The era of low interest rates is over. This is how investors have reacted to comments by the Federal Reserve Board Chairman Ben Bernanke on June 19 that the downside risks to the outlook for the economy and the labor market have diminished.
Bernanke said that there would be no immediate change in the central bank’s easy money policy, investors figured that this would be soon. In fact, investors had already begun to bid up rates due to anticipating policy change by the Fed, and continued this after Bernanke’s comments.
The higher-interest rate era will benefit savers, be a mixed bag for investors and make loans and credit cards more costly for borrowers.
The consensus shows that the U.S. Treasury yields and rates on credit cards, mortgages, and auto loans and other consumer loans will rise gradually. According to Moody’s Analytics, 10 year Treasury yields will go from 2.44% to 3.5% in 2014 and by the end of 2015, it will reach 4.5%.

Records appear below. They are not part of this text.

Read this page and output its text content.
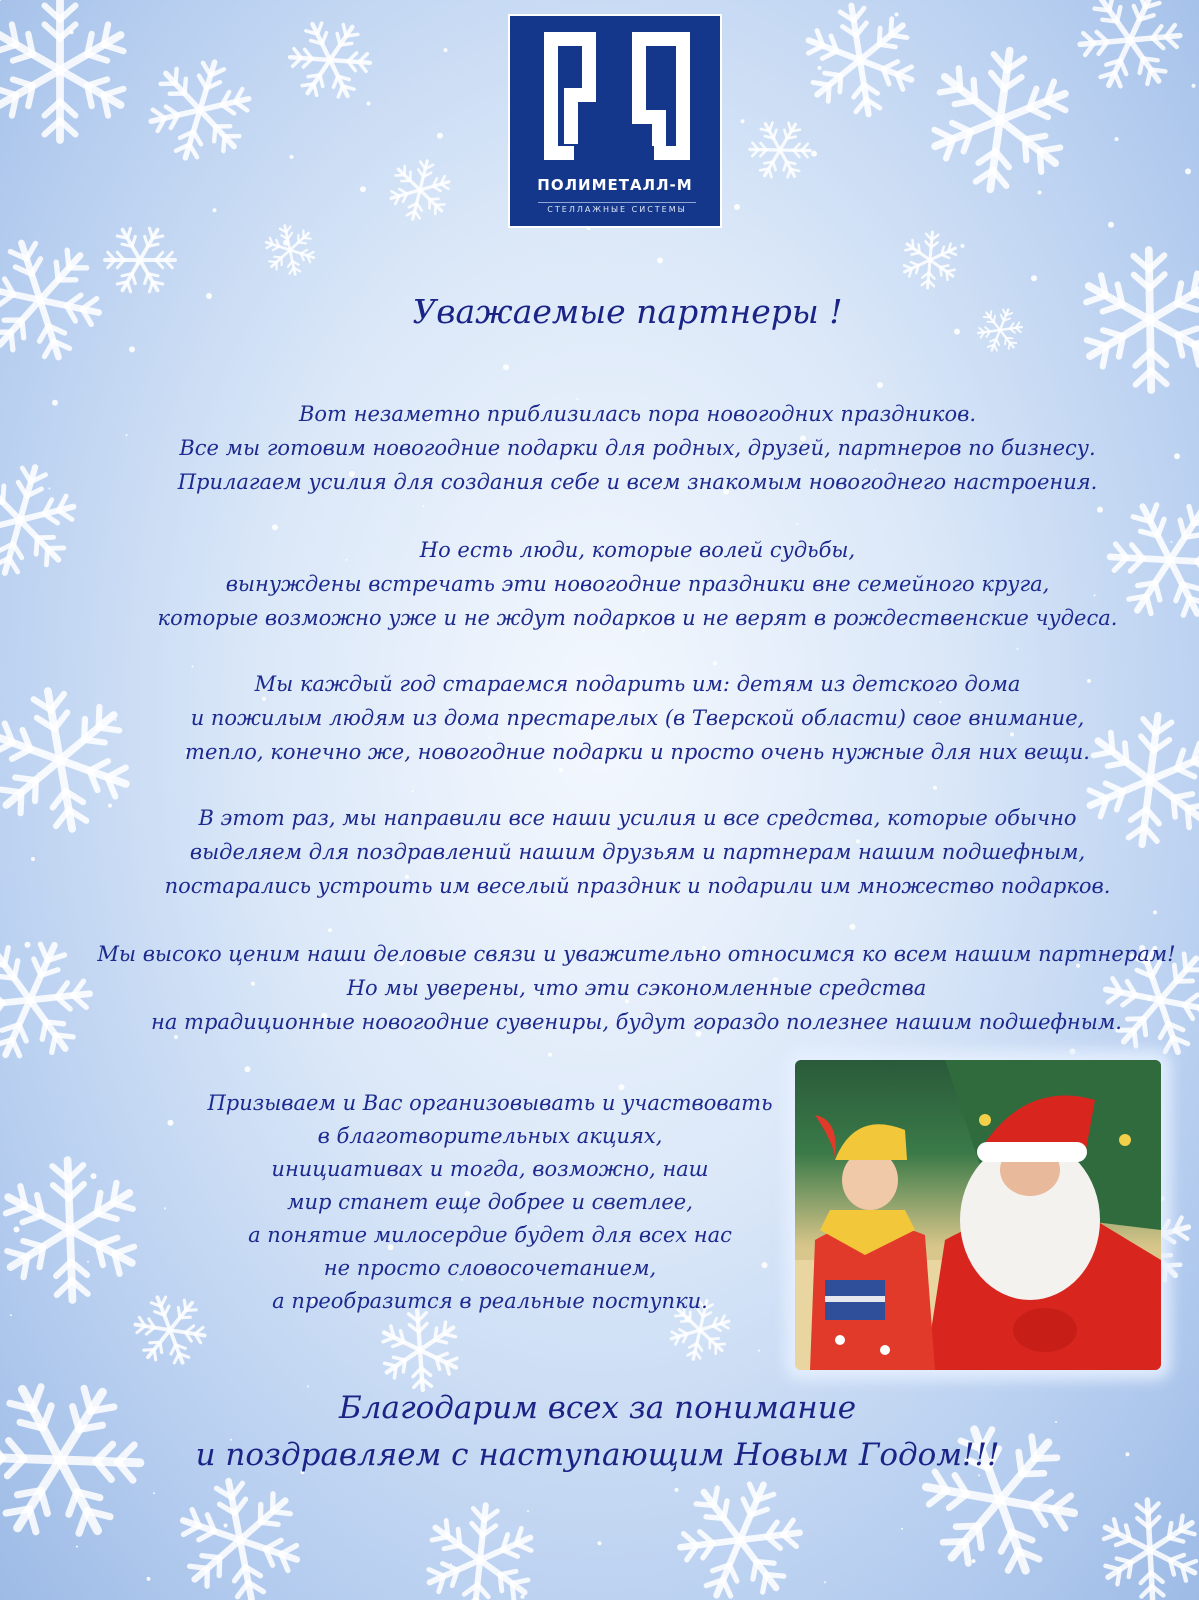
ПОЛИМЕТАЛЛ-М
СТЕЛЛАЖНЫЕ СИСТЕМЫ
Уважаемые партнеры !
Вот незаметно приблизилась пора новогодних праздников.
Все мы готовим новогодние подарки для родных, друзей, партнеров по бизнесу.
Прилагаем усилия для создания себе и всем знакомым новогоднего настроения.
Но есть люди, которые волей судьбы,
вынуждены встречать эти новогодние праздники вне семейного круга,
которые возможно уже и не ждут подарков и не верят в рождественские чудеса.
Мы каждый год стараемся подарить им: детям из детского дома
и пожилым людям из дома престарелых (в Тверской области) свое внимание,
тепло, конечно же, новогодние подарки и просто очень нужные для них вещи.
В этот раз, мы направили все наши усилия и все средства, которые обычно
выделяем для поздравлений нашим друзьям и партнерам нашим подшефным,
постарались устроить им веселый праздник и подарили им множество подарков.
Мы высоко ценим наши деловые связи и уважительно относимся ко всем нашим партнерам!
Но мы уверены, что эти сэкономленные средства
на традиционные новогодние сувениры, будут гораздо полезнее нашим подшефным.
Призываем и Вас организовывать и участвовать
в благотворительных акциях,
инициативах и тогда, возможно, наш
мир станет еще добрее и светлее,
а понятие милосердие будет для всех нас
не просто словосочетанием,
а преобразится в реальные поступки.
Благодарим всех за понимание
и поздравляем с наступающим Новым Годом!!!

A similar forecast is shared by James Paulson who is the chief investment strategist at Wells Capital Management, looking for the 10-year bond yields to reach 4% in 2014.
According to professor of finance at Santa Clara Univesity, Meis Statman, inflation will not go up fast with the current economic weak situation, and in order for interest rates to rise quickly, inflation goes up quickly.
Expectations of higher rates will likely fuel up home sales, but the increased demand will also boost the supply of houses on the market, which in turn balances the demand and supply and helps dampen mortgage rates.
If one is considering refinancing, it is advisable to do it before interest rates increase further.